Das Bundesprogramm „Demokratie leben!“ wurde 2014 unter der damaligen Familienministerin Manuela Schwesig ins Leben gerufen und startete offiziell zum 1. Januar 2015. Es knüpfte an ältere Programme gegen Rechtsextremismus und zur Demokratieförderung an.  

Die Kosten sind im Lauf der Jahre massiv gestiegen:

  • 2015: ca. 40,5 Mio. Euro
  • 2016: ca. 50 Mio. Euro
  • 2017: ca. 104,5 Mio. Euro
  • ab 2020 dauerhaft deutlich über 100 Mio. Euro jährlich
  • 2023/2024: jeweils rund 182 Mio. Euro
  • 2025/2026: knapp 190–200 Mio. Euro geplant  

Wenn man die bekannten Jahresetats seit 2015 grob zusammenrechnet, landet man inzwischen bei deutlich über 1,5 Milliarden Euro Gesamtvolumen — vermutlich eher Richtung 1,7 bis 1,8 Milliarden Euro inklusive der aktuellen Förderperiode.

Genau daran entzündet sich inzwischen die Kritik.
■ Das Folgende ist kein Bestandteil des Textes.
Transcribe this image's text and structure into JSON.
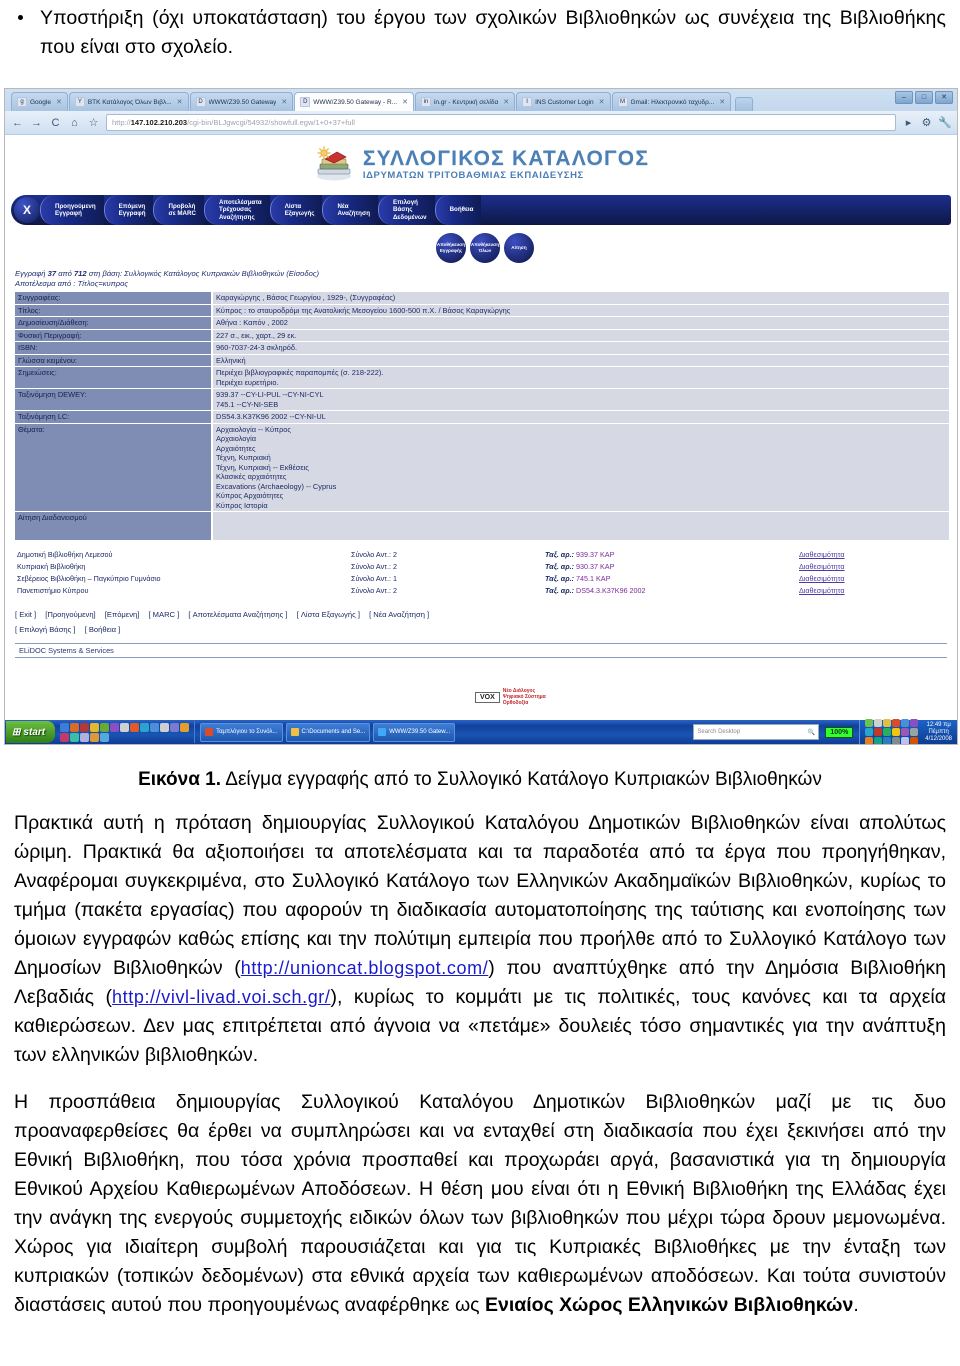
{
  "top_bullets": [
    "Υποστήριξη (όχι υποκατάσταση) του έργου των σχολικών Βιβλιοθηκών ως συνέχεια της Βιβλιοθήκης που είναι στο σχολείο."
  ],
  "browser": {
    "tabs": [
      {
        "title": "Google",
        "favicon": "g",
        "active": false
      },
      {
        "title": "ΒΤΚ Κατάλογος Όλων Βιβλ...",
        "favicon": "Y",
        "active": false
      },
      {
        "title": "WWW/Z39.50 Gateway",
        "favicon": "D",
        "active": false
      },
      {
        "title": "WWW/Z39.50 Gateway - R...",
        "favicon": "D",
        "active": true
      },
      {
        "title": "in.gr - Κεντρική σελίδα",
        "favicon": "in",
        "active": false
      },
      {
        "title": "INS Customer Login",
        "favicon": "I",
        "active": false
      },
      {
        "title": "Gmail: Ηλεκτρονικό ταχυδρ...",
        "favicon": "M",
        "active": false
      }
    ],
    "new_tab_label": "+",
    "window_buttons": [
      "–",
      "□",
      "✕"
    ],
    "nav_icons": {
      "back": "←",
      "forward": "→",
      "reload": "C",
      "home": "⌂",
      "bookmark": "☆",
      "menu_page": "▸",
      "menu_tools": "⚙",
      "wrench": "🔧"
    },
    "url_prefix": "http://",
    "url_host": "147.102.210.203",
    "url_rest": "/cgi-bin/BLJgwcgi/54932/showfull.egw/1+0+37+full"
  },
  "site": {
    "logo_main": "ΣΥΛΛΟΓΙΚΟΣ ΚΑΤΑΛΟΓΟΣ",
    "logo_sub": "ΙΔΡΥΜΑΤΩΝ ΤΡΙΤΟΒΑΘΜΙΑΣ ΕΚΠΑΙΔΕΥΣΗΣ",
    "toolbar": {
      "close_label": "X",
      "buttons": [
        "Προηγούμενη\nΕγγραφή",
        "Επόμενη\nΕγγραφή",
        "Προβολή\nσε MARC",
        "Αποτελέσματα\nΤρέχουσας\nΑναζήτησης",
        "Λίστα\nΕξαγωγής",
        "Νέα\nΑναζήτηση",
        "Επιλογή\nΒάσης\nΔεδομένων",
        "Βοήθεια"
      ]
    },
    "circle_buttons": [
      "Αποθήκευση\nΕγγραφής",
      "Αποθήκευση\nΌλων",
      "Αίτηση"
    ],
    "record_meta_line1_prefix": "Εγγραφή ",
    "record_number": "37",
    "record_meta_mid": " από ",
    "record_total": "712",
    "record_meta_suffix": " στη βάση: Συλλογικός Κατάλογος Κυπριακών Βιβλιοθηκών (Είσοδος)",
    "record_meta_line2": "Αποτέλεσμα από : Τίτλος=κυπρος",
    "record_fields": [
      {
        "label": "Συγγραφέας:",
        "value": "Καραγιώργης , Βάσος Γεωργίου , 1929-, (Συγγραφέας)"
      },
      {
        "label": "Τίτλος:",
        "value": "Κύπρος :  το σταυροδρόμι της Ανατολικής Μεσογείου 1600-500 π.Χ. / Βάσος Καραγιώργης"
      },
      {
        "label": "Δημοσίευση/Διάθεση:",
        "value": "Αθήνα : Καπόν , 2002"
      },
      {
        "label": "Φυσική Περιγραφή:",
        "value": "227 σ., εικ., χαρτ., 29 εκ."
      },
      {
        "label": "ISBN:",
        "value": "960-7037-24-3 σκληρόδ."
      },
      {
        "label": "Γλώσσα κειμένου:",
        "value": "Ελληνική"
      },
      {
        "label": "Σημειώσεις:",
        "value": "Περιέχει βιβλιογραφικές παραπομπές (σ. 218-222).\nΠεριέχει ευρετήριο."
      },
      {
        "label": "Ταξινόμηση DEWEY:",
        "value": "939.37 --CY-LI-PUL --CY-NI-CYL\n745.1 --CY-NI-SEB"
      },
      {
        "label": "Ταξινόμηση LC:",
        "value": "DS54.3.K37K96 2002 --CY-NI-UL"
      },
      {
        "label": "Θέματα:",
        "value": "Αρχαιολογία -- Κύπρος\nΑρχαιολογία\nΑρχαιότητες\nΤέχνη, Κυπριακή\nΤέχνη, Κυπριακή -- Εκθέσεις\nΚλασικές αρχαιότητες\nExcavations (Archaeology) -- Cyprus\nΚύπρος Αρχαιότητες\nΚύπρος Ιστορία"
      },
      {
        "label": "Αίτηση Διαδανεισμού",
        "value": ""
      }
    ],
    "vox_badge": {
      "box": "VOX",
      "line1": "Νέο Διάλογος",
      "line2": "Ψηφιακό Σύστημα",
      "line3": "Ορθοδοξία"
    },
    "holdings_headers": [
      "",
      "",
      "",
      ""
    ],
    "holdings": [
      {
        "library": "Δημοτική Βιβλιοθήκη Λεμεσού",
        "count_label": "Σύνολο Αντ.:",
        "count": "2",
        "call_label": "Ταξ. αρ.:",
        "call": "939.37 KAP",
        "availability": "Διαθεσιμότητα"
      },
      {
        "library": "Κυπριακή Βιβλιοθήκη",
        "count_label": "Σύνολο Αντ.:",
        "count": "2",
        "call_label": "Ταξ. αρ.:",
        "call": "930.37 KAP",
        "availability": "Διαθεσιμότητα"
      },
      {
        "library": "Σεβέρειος Βιβλιοθήκη – Παγκύπριο Γυμνάσιο",
        "count_label": "Σύνολο Αντ.:",
        "count": "1",
        "call_label": "Ταξ. αρ.:",
        "call": "745.1 ΚΑΡ",
        "availability": "Διαθεσιμότητα"
      },
      {
        "library": "Πανεπιστήμιο Κύπρου",
        "count_label": "Σύνολο Αντ.:",
        "count": "2",
        "call_label": "Ταξ. αρ.:",
        "call": "DS54.3.K37K96 2002",
        "availability": "Διαθεσιμότητα"
      }
    ],
    "footer_links_row1": [
      "[ Exit ]",
      "[Προηγούμενη]",
      "[Επόμενη]",
      "[ MARC ]",
      "[ Αποτελέσματα Αναζήτησης ]",
      "[ Λίστα Εξαγωγής ]",
      "[ Νέα Αναζήτηση ]"
    ],
    "footer_links_row2": [
      "[ Επιλογή Βάσης ]",
      "[ Βοήθεια ]"
    ],
    "footer_brand": "ELiDOC Systems & Services"
  },
  "taskbar": {
    "start_label": "start",
    "tasks": [
      {
        "label": "Ταμπλόγιου το Συνόλ...",
        "color": "#d94b2a"
      },
      {
        "label": "C:\\Documents and Se...",
        "color": "#f0c040"
      },
      {
        "label": "WWW/Z39.50 Gatew...",
        "color": "#3fa9f5"
      }
    ],
    "desktop_search_placeholder": "Search Desktop",
    "zoom_level": "100%",
    "clock_time": "12:49 πμ",
    "clock_day": "Πέμπτη",
    "clock_date": "4/12/2008"
  },
  "caption": {
    "prefix": "Εικόνα 1.",
    "text": " Δείγμα εγγραφής από το Συλλογικό Κατάλογο Κυπριακών Βιβλιοθηκών"
  },
  "paragraphs": {
    "p1_a": "Πρακτικά αυτή η πρόταση δημιουργίας Συλλογικού Καταλόγου Δημοτικών Βιβλιοθηκών είναι απολύτως ώριμη. Πρακτικά θα αξιοποιήσει τα αποτελέσματα και τα παραδοτέα από τα έργα που προηγήθηκαν, Αναφέρομαι συγκεκριμένα, στο Συλλογικό Κατάλογο των Ελληνικών Ακαδημαϊκών Βιβλιοθηκών, κυρίως το τμήμα (πακέτα εργασίας) που αφορούν τη διαδικασία αυτοματοποίησης της ταύτισης και ενοποίησης των όμοιων εγγραφών καθώς επίσης και την πολύτιμη εμπειρία που προήλθε από το Συλλογικό Κατάλογο των Δημοσίων Βιβλιοθηκών (",
    "link1": "http://unioncat.blogspot.com/",
    "p1_b": ") που αναπτύχθηκε από την Δημόσια Βιβλιοθήκη Λεβαδιάς (",
    "link2": "http://vivl-livad.voi.sch.gr/",
    "p1_c": "), κυρίως το κομμάτι με τις πολιτικές, τους κανόνες και τα αρχεία καθιερώσεων. Δεν μας επιτρέπεται από άγνοια να «πετάμε» δουλειές τόσο σημαντικές για την ανάπτυξη των ελληνικών βιβλιοθηκών.",
    "p2_a": "Η προσπάθεια δημιουργίας Συλλογικού Καταλόγου Δημοτικών Βιβλιοθηκών μαζί με τις δυο προαναφερθείσες θα έρθει να συμπληρώσει και να ενταχθεί στη διαδικασία που έχει ξεκινήσει από την Εθνική Βιβλιοθήκη, που τόσα χρόνια προσπαθεί  και προχωράει αργά, βασανιστικά  για τη δημιουργία Εθνικού Αρχείου Καθιερωμένων Αποδόσεων.  Η θέση μου είναι ότι η Εθνική Βιβλιοθήκη της Ελλάδας έχει την ανάγκη της ενεργούς συμμετοχής ειδικών όλων των βιβλιοθηκών που μέχρι τώρα δρουν μεμονωμένα. Χώρος για ιδιαίτερη συμβολή παρουσιάζεται και για τις Κυπριακές Βιβλιοθήκες με την ένταξη των κυπριακών (τοπικών δεδομένων) στα εθνικά αρχεία των καθιερωμένων αποδόσεων. Και τούτα συνιστούν διαστάσεις αυτού που προηγουμένως αναφέρθηκε ως ",
    "p2_bold": "Ενιαίος Χώρος Ελληνικών Βιβλιοθηκών",
    "p2_b": "."
  }
}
Selbst der Bundesrechnungshof bemängelte unklare Zieldefinitionen und Schwierigkeiten bei der Erfolgskontrolle. Teilweise sei kaum messbar gewesen, ob die Programme tatsächlich gesellschaftliche Effekte erzielt hätten.  

Die Verteidiger des Programms argumentieren dagegen, Demokratiearbeit lasse sich nicht wie eine Fabrikbilanz messen. Man verhindere Radikalisierung oft unsichtbar, stabilisiere lokale Netzwerke und unterstütze Menschen, bevor Extremismus überhaupt entstehe.

Und genau zwischen diesen beiden Polen bewegt sich nun die Debatte um Karin Prien: Was ist notwendige Demokratieförderung — und was ist längst ein dauerhaft alimentiertes politisches Vorfeldmilieu geworden?